Starting from five countries in the Asia-Pacific region i.e. India, Japan, China, Thailand and Australia, this project aimed to create a collaborative research network of experts in preparing an Integrated Climate Action Planning (ICLAP) tool. ICLAP is a decision-making tool for 49 Asia Pacific settlements with 5 million+ population that enables them in taking evidence based climate actions.

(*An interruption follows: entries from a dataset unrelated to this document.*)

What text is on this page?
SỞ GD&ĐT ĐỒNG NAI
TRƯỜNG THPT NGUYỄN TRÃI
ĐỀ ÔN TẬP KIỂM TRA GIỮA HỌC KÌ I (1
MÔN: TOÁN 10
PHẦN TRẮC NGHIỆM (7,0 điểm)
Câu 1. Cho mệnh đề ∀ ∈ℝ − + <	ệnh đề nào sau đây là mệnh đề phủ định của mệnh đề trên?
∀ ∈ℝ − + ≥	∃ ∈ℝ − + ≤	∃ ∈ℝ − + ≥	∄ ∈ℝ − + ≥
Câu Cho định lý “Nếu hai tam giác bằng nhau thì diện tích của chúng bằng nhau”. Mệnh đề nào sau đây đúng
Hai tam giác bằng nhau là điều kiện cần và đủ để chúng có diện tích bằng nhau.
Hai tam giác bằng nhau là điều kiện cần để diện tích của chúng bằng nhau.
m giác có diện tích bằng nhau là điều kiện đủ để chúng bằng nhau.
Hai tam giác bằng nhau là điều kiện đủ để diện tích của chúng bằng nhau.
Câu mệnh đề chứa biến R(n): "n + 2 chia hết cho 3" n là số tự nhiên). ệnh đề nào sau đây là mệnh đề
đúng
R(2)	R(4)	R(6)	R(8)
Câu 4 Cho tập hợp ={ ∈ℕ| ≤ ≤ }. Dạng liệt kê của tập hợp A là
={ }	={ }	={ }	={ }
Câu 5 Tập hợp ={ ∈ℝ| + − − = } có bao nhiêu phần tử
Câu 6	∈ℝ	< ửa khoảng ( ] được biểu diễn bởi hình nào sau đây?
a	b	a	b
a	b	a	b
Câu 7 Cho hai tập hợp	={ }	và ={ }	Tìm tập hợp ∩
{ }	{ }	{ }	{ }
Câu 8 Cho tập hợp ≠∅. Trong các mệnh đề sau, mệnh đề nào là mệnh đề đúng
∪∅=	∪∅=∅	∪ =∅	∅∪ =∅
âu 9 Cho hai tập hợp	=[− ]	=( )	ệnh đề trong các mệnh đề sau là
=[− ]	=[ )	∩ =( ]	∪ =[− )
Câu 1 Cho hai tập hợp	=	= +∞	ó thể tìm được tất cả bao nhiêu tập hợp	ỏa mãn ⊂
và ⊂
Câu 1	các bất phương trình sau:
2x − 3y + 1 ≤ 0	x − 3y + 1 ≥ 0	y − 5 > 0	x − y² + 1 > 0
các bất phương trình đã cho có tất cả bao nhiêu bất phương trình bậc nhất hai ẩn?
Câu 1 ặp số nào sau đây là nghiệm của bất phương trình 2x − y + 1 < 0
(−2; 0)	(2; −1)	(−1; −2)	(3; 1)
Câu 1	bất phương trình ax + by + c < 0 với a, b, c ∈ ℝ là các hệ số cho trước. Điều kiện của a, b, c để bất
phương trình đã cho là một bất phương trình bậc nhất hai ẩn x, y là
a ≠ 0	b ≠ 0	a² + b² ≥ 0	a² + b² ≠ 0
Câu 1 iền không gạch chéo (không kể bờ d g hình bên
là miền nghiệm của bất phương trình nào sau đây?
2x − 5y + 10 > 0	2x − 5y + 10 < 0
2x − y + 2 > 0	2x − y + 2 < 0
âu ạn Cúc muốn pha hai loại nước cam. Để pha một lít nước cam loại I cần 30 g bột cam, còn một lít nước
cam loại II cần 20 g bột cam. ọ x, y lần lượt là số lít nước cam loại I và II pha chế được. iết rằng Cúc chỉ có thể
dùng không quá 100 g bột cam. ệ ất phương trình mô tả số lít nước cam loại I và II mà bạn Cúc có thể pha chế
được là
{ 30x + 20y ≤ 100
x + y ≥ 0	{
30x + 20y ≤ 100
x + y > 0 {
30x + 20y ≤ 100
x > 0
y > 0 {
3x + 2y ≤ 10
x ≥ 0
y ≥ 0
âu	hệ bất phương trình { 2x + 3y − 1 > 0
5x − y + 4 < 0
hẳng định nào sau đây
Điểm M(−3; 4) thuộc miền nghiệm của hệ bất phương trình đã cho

It adopts an advanced methodology of integrating 3 different knowledge domains/ analytics: (a) Spatial: Downscaling global/ regional climate scenarios to forecast local climate variability (50 km x 50 km) for 2030 & 2050, (b) Statistical: Meta-analysis of 49 five million-plus cities in Asia to forecast demographics, economy, energy & GHGs, (see Annexure for complete list) and (c) Bibliometric: Systematic review of climate interventions-mitigation and adaptation from city case studies world-wide (from Web of Science/ Google scholar database).
The ICLAP methodology involves local stakeholders including urban agencies, professionals, universities and scholars in needs assessment, ideating, testing/ trials and gaining feedback on the tool through several formal meetings, workshops and conferences and training outcomes across collaborating cities in the region. The findings not only suggest future development pathways and discreet 41 potential urban climate solutions (identified from 5635 global case studies), but the project is useful in guiding national urban policies along with promoting international climate research cooperation. The project culminates with 10 publications (1 ISBN book, 3 peer-reviewed journal papers, 2 policy briefs, 4 proceedings); 4 international results conference and joint/ hybrid training workshops involving 5 countries and over 110+ urban professionals and scholars trained to use smart ICLAP tool, along with a strong commitment to expand its reach in practice-working with more local agencies in enhancing ICLAP’s on-ground application), hierarchically- (including smaller towns within the Asia-Pacific region and geographically- in cities from other countries/ continents.